This month, Kanye West flew to Washington D.C. with his wife and kids for a surprise visit to Howard University. The historically black college accepted his invitation to perform for the students during their homecoming celebration where Rotimi, DaBaby, Saweetie and others also performed. West took the students to church with his famous Sunday Service concert and sang his popular hit “Jesus Walks” from his debut album, “The College Dropout.” West seemed delighted to prescreen tracks from his unreleased album, but not everyone jumped for joy to hear about the rapper’s abrupt arrival.

Howard University students received word about the concert at 6 a.m. on the day of the event, which resulted in tons of mixed reviews from those on campus.

If you don’t know why such an affair could be seen as problematic and culturally insensitive, then here is some more information detailing the past couple years of Kanye’s actions.
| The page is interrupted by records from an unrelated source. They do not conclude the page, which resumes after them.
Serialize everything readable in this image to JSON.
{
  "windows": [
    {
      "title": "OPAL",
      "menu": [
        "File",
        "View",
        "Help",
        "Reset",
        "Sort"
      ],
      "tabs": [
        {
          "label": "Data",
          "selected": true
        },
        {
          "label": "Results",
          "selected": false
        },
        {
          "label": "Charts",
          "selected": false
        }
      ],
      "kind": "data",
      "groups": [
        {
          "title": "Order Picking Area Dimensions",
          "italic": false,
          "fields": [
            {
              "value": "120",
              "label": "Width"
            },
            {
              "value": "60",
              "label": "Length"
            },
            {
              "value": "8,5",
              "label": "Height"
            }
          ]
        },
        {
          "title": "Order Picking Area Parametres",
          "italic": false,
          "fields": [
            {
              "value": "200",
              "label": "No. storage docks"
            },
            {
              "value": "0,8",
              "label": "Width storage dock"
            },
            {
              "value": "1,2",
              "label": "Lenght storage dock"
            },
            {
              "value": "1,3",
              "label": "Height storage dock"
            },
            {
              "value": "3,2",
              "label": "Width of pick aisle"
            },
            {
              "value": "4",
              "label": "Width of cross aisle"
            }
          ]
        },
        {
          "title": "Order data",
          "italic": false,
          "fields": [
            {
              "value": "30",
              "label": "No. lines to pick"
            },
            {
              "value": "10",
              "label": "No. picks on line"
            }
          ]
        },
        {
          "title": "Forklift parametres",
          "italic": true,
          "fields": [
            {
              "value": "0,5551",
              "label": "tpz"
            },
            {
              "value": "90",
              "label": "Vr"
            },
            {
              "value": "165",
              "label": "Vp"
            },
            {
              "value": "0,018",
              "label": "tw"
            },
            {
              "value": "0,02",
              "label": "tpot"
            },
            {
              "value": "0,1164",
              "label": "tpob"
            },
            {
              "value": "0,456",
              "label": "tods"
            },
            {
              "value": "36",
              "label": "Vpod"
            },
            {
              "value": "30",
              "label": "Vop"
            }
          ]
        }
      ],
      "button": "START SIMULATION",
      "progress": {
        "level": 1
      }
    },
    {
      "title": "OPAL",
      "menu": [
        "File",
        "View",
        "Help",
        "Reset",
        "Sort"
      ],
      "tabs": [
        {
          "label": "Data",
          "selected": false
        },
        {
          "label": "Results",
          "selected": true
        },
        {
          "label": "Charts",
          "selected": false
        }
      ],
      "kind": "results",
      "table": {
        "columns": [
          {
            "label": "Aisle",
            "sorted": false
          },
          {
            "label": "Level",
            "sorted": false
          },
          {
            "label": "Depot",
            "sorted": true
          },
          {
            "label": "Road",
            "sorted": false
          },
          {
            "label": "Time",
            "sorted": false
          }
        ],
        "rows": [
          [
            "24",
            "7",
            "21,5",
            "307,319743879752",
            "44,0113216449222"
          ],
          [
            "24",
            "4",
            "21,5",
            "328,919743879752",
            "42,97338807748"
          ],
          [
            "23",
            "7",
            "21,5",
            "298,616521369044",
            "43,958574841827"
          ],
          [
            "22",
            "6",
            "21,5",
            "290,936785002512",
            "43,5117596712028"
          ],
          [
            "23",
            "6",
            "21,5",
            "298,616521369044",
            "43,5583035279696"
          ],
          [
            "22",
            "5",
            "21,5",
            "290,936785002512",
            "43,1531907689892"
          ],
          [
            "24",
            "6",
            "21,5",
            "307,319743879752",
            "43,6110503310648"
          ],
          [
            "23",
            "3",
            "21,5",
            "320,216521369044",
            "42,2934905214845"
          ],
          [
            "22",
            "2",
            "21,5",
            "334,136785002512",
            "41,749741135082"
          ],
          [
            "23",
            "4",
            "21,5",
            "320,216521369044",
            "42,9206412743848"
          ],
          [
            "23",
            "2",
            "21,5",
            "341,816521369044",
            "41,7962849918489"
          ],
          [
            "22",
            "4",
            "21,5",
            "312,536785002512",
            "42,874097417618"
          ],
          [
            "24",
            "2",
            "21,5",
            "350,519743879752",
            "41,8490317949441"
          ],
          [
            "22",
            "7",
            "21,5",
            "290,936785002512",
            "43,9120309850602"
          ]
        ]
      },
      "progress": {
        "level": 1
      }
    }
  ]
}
West has been publicly shamed and “cancelled” for his views on race, culture and politics. While his career began with political statements like “George Bush doesn’t care about black people,” the public has not been in agreement with his more recent ventures. In 2018, the 42-year-old was photographed with Donald Trump in a “Make America Great Again” hat. West explained his reasoning for siding with the Trump administration and how inspired he was by the President’s unusual qualities. However, the meeting was not taken lightly by the public.

A week later, TMZ interviewed West about the photograph, Trump and his political views. The newsroom interview took a sharp turn, however, when West revealed his troubling ideas about the history of slavery.

West said, “When you hear about slavery for 400 years: For 400 years, that sounds like choice.” He added, “You was there for 400 years … And it’s all of y’all?”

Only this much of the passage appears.